If healthy eating and being active aren’t enough to manage your blood sugar, your midwife or doctor may prescribe insulin or other medication to help manage your blood glucose.
- Increased chance of preeclampsia, a condition that causes high blood pressure. If it becomes severe it can be life-threatening for mother and baby.
- Increased chance of needing a Caesarean delivery
- Higher risk of developing regular diabetes
Women who have gestational diabetes have about a 50 percent chance of developing Type 2 diabetes later in life. That’s one reason why it’s important to follow up with your midwife or doctor after your baby is born to check for diabetes, and to get regular check-ups in the years after you’ve had your baby.

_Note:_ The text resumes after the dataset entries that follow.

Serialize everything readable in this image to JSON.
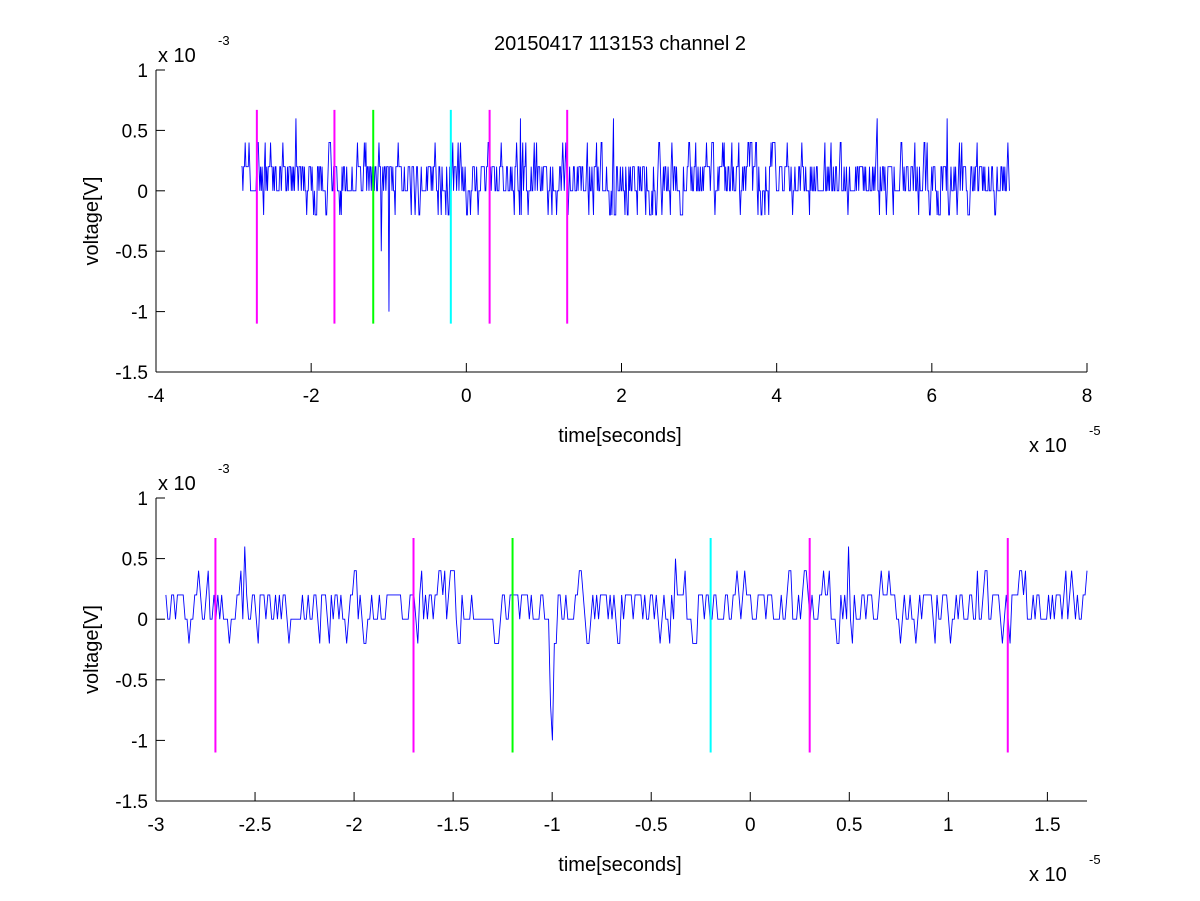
{
  "figure": {
    "title": "20150417 113153 channel 2"
  },
  "chart_data": [
    {
      "type": "line",
      "xlabel": "time[seconds]",
      "ylabel": "voltage[V]",
      "xlim": [
        -4,
        8
      ],
      "ylim": [
        -1.5,
        1
      ],
      "x_ticks": [
        -4,
        -2,
        0,
        2,
        4,
        6,
        8
      ],
      "y_ticks": [
        -1.5,
        -1,
        -0.5,
        0,
        0.5,
        1
      ],
      "x_tick_labels": [
        "-4",
        "-2",
        "0",
        "2",
        "4",
        "6",
        "8"
      ],
      "y_tick_labels": [
        "-1.5",
        "-1",
        "-0.5",
        "0",
        "0.5",
        "1"
      ],
      "x_exponent": {
        "base": "x 10",
        "power": "-5"
      },
      "y_exponent": {
        "base": "x 10",
        "power": "-3"
      },
      "grid": false,
      "legend": "none",
      "series": [
        {
          "color": "#0000ff",
          "x_range": [
            -2.9,
            7.0
          ],
          "level_set": [
            -0.2,
            0,
            0.2,
            0.4
          ],
          "spikes": [
            [
              -1.0,
              -1.0
            ],
            [
              -1.1,
              -0.5
            ],
            [
              5.3,
              0.6
            ],
            [
              -2.2,
              0.6
            ],
            [
              0.7,
              0.6
            ],
            [
              1.9,
              0.6
            ],
            [
              6.2,
              0.6
            ]
          ]
        }
      ],
      "markers": [
        {
          "x": -2.7,
          "ymin": -1.1,
          "ymax": 0.67,
          "color": "#ff00ff"
        },
        {
          "x": -1.7,
          "ymin": -1.1,
          "ymax": 0.67,
          "color": "#ff00ff"
        },
        {
          "x": -1.2,
          "ymin": -1.1,
          "ymax": 0.67,
          "color": "#00ff00"
        },
        {
          "x": -0.2,
          "ymin": -1.1,
          "ymax": 0.67,
          "color": "#00ffff"
        },
        {
          "x": 0.3,
          "ymin": -1.1,
          "ymax": 0.67,
          "color": "#ff00ff"
        },
        {
          "x": 1.3,
          "ymin": -1.1,
          "ymax": 0.67,
          "color": "#ff00ff"
        }
      ]
    },
    {
      "type": "line",
      "xlabel": "time[seconds]",
      "ylabel": "voltage[V]",
      "xlim": [
        -3,
        1.7
      ],
      "ylim": [
        -1.5,
        1
      ],
      "x_ticks": [
        -3,
        -2.5,
        -2,
        -1.5,
        -1,
        -0.5,
        0,
        0.5,
        1,
        1.5
      ],
      "y_ticks": [
        -1.5,
        -1,
        -0.5,
        0,
        0.5,
        1
      ],
      "x_tick_labels": [
        "-3",
        "-2.5",
        "-2",
        "-1.5",
        "-1",
        "-0.5",
        "0",
        "0.5",
        "1",
        "1.5"
      ],
      "y_tick_labels": [
        "-1.5",
        "-1",
        "-0.5",
        "0",
        "0.5",
        "1"
      ],
      "x_exponent": {
        "base": "x 10",
        "power": "-5"
      },
      "y_exponent": {
        "base": "x 10",
        "power": "-3"
      },
      "grid": false,
      "legend": "none",
      "series": [
        {
          "color": "#0000ff",
          "x_range": [
            -2.95,
            1.7
          ],
          "level_set": [
            -0.2,
            0,
            0.2,
            0.4
          ],
          "spikes": [
            [
              -1.0,
              -1.0
            ],
            [
              -1.01,
              -0.7
            ],
            [
              -2.55,
              0.6
            ],
            [
              0.5,
              0.6
            ],
            [
              -0.38,
              0.5
            ],
            [
              -2.0,
              0.4
            ],
            [
              1.15,
              0.4
            ]
          ]
        }
      ],
      "markers": [
        {
          "x": -2.7,
          "ymin": -1.1,
          "ymax": 0.67,
          "color": "#ff00ff"
        },
        {
          "x": -1.7,
          "ymin": -1.1,
          "ymax": 0.67,
          "color": "#ff00ff"
        },
        {
          "x": -1.2,
          "ymin": -1.1,
          "ymax": 0.67,
          "color": "#00ff00"
        },
        {
          "x": -0.2,
          "ymin": -1.1,
          "ymax": 0.67,
          "color": "#00ffff"
        },
        {
          "x": 0.3,
          "ymin": -1.1,
          "ymax": 0.67,
          "color": "#ff00ff"
        },
        {
          "x": 1.3,
          "ymin": -1.1,
          "ymax": 0.67,
          "color": "#ff00ff"
        }
      ]
    }
  ]
}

The good news is a healthy diet, regular exercise, and weight loss can help reduce the chances of developing diabetes later in life. Sometimes people are able to make lifestyle changes when they learn they have gestational diabetes during pregnancy which can help them stay healthy later in life.
Babies of women with gestational diabetes are at risk for being larger than normal, greater than nine pounds, which can make birth more difficult or increase the chances a Cesarean section is needed. They’re also at increased risk of preterm delivery and can experience low blood sugar after they’re born. These babies have a higher chance of developing Type 2 diabetes themselves later in life.
Uncontrolled diabetes can even increase the chance of stillbirth, so it’s really important to know about it so we can manage it and prevent these things from happening.
If you’re considering becoming pregnant, you can help start the pregnancy out as healthy as possible by eating healthy and exercising to help reduce the chances of developing gestational diabetes. For women who have a body mass index in the obese or overweight category, they may reduce their risk of diabetes by losing weight prior to pregnancy.
If you have diabetes or gestational diabetes, it’s important to go to your prenatal visits so your provider can help you know how to best manage this condition and improve your and your baby’s outcome.